Companies are spending more on AI than ever before, and their employees are quietly ignoring it. A new report from SAP's WalkMe division, drawing on surveys of 3,750 executives and workers alongside behavioural data from platform users, finds that more than half of workers abandon enterprise AI tools and return to doing tasks manually. Another 37 percent do not use AI at all. The average digital transformation budget has jumped 38 percent in a single year, reaching $54 million in 2026. AI now claims 35 cents of every technology dollar spent. Forty percent of that spend has underperformed. "Enterprise AI budgets nearly doubled last year," WalkMe CEO Dan Adika said in the report. "AI takes 35 cents of every technology dollar. And most employees use it to rewrite an email or run a quick summary, then go back to doing things the old way. That's not adoption. That's the most expensive spell checker ever built."
The gap between executive investment and frontline use is not hard to understand if you talk to the people actually doing the work. The primary complaint is fragmentation: too many disconnected tools, no clear guidance on which to use when, and interfaces that create friction rather than reduce it. But there is something deeper going on too. A separate piece of data, from Sonar's State of Code Developer Survey, points to a trust problem that goes beyond onboarding. AI now accounts for 42 percent of all committed code, up from 6 percent in 2023. Yet 96 percent of developers report they do not fully trust that AI-generated code is functionally correct. Sixty-one percent say AI often produces code that looks right but is not. And 38 percent say reviewing AI-generated code actually takes more effort than reviewing code written by a colleague. The time saved in drafting has been reinvested into a new kind of verification work: slower, more anxious, harder to measure.

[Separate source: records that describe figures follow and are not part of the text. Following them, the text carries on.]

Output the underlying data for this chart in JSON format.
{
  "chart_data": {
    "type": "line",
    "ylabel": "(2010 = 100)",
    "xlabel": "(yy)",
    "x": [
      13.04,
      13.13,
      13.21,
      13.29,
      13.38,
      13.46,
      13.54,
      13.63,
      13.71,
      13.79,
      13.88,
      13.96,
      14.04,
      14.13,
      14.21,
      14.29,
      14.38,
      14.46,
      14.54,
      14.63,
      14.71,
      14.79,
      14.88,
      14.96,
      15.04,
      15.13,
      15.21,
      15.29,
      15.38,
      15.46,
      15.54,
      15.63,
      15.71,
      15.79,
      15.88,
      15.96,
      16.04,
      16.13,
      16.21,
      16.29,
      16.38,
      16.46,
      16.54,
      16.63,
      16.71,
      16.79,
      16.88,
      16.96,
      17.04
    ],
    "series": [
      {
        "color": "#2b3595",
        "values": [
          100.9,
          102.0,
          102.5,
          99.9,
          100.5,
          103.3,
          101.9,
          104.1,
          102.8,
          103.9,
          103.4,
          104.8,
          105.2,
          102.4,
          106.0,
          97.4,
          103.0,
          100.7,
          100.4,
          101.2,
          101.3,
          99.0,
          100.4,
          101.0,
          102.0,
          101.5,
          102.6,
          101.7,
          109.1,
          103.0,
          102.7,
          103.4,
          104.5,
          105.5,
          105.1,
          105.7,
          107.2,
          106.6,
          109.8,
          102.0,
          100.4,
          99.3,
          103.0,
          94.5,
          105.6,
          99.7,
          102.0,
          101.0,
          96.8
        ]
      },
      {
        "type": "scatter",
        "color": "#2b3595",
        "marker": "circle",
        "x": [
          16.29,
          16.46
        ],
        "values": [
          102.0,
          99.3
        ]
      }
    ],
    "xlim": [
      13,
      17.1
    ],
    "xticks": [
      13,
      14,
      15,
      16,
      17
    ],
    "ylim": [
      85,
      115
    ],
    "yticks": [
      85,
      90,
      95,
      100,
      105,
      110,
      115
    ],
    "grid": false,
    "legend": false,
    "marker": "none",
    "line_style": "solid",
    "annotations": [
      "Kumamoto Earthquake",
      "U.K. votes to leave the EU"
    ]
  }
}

This is the productivity paradox in action. The tools are producing more output, but output is not the same as value. A codebase that is 42 percent machine-generated but 96 percent distrusted is not a more productive codebase; it is a more anxious one. The "trust gap," as the Sonar report calls it, means that engineering organisations are not realising the promised velocity gains. They are instead developing new workflows for managing uncertainty, new rituals of checking and rechecking, new mental overhead around every pull request.
It shows up in the people, too. Nikhyl Singhal, a former VP of product at Meta, described the mood in his community as "smiling exhaustion." Product managers feel more capable than ever, he said, able to prototype ideas directly using tools like Claude, able to compress what once took weeks into days. But the pace of change is relentless in a way that is starting to wear people down. "I've never seen an industry that's more tired than they are now," Singhal told Lenny's Podcast. "Nothing's constant. Everyone's in a state of alert." Simon Willison, co-creator of Django, has described juggling AI agents as "mentally exhausting." Steve Yegge, a veteran engineer, warned of a "vampiric effect" that drains workers before noon.
There is a stranger dimension to the story, too. Anthropic published its own internal data on employee use of Claude, and the headline numbers are striking: employees use Claude in 60 percent of their daily work, report nearly 50 percent productivity gains, and engineers are logging 67 percent more pull requests per person since adopting Claude Code. But the footnote is what catches the eye. Twenty-seven percent of Claude-assisted work consists of tasks that employees say they would not have attempted without the tool. Ornamental data dashboards. Minor refactors that were never worth the effort before. Exploratory analyses that previously sat below the effort threshold. The AI is not just speeding up existing work; it is also generating new work that may or may not add value.
Put these data points together and a coherent picture emerges, one that is more complicated than either the boosters or the sceptics want to acknowledge. AI tools are genuinely useful for specific, well-defined tasks. They are also being rolled out with inadequate training, unclear use cases, and management expectations that do not map to how knowledge work actually happens. The employees who walk away from these tools are not Luddites. Many of them are making a rational calculation: the friction of adoption outweighs the benefit they can actually see, for the tasks they actually do, in the workflow they actually have. Until that changes, the most expensive spell checker in history will keep collecting its subscription fees.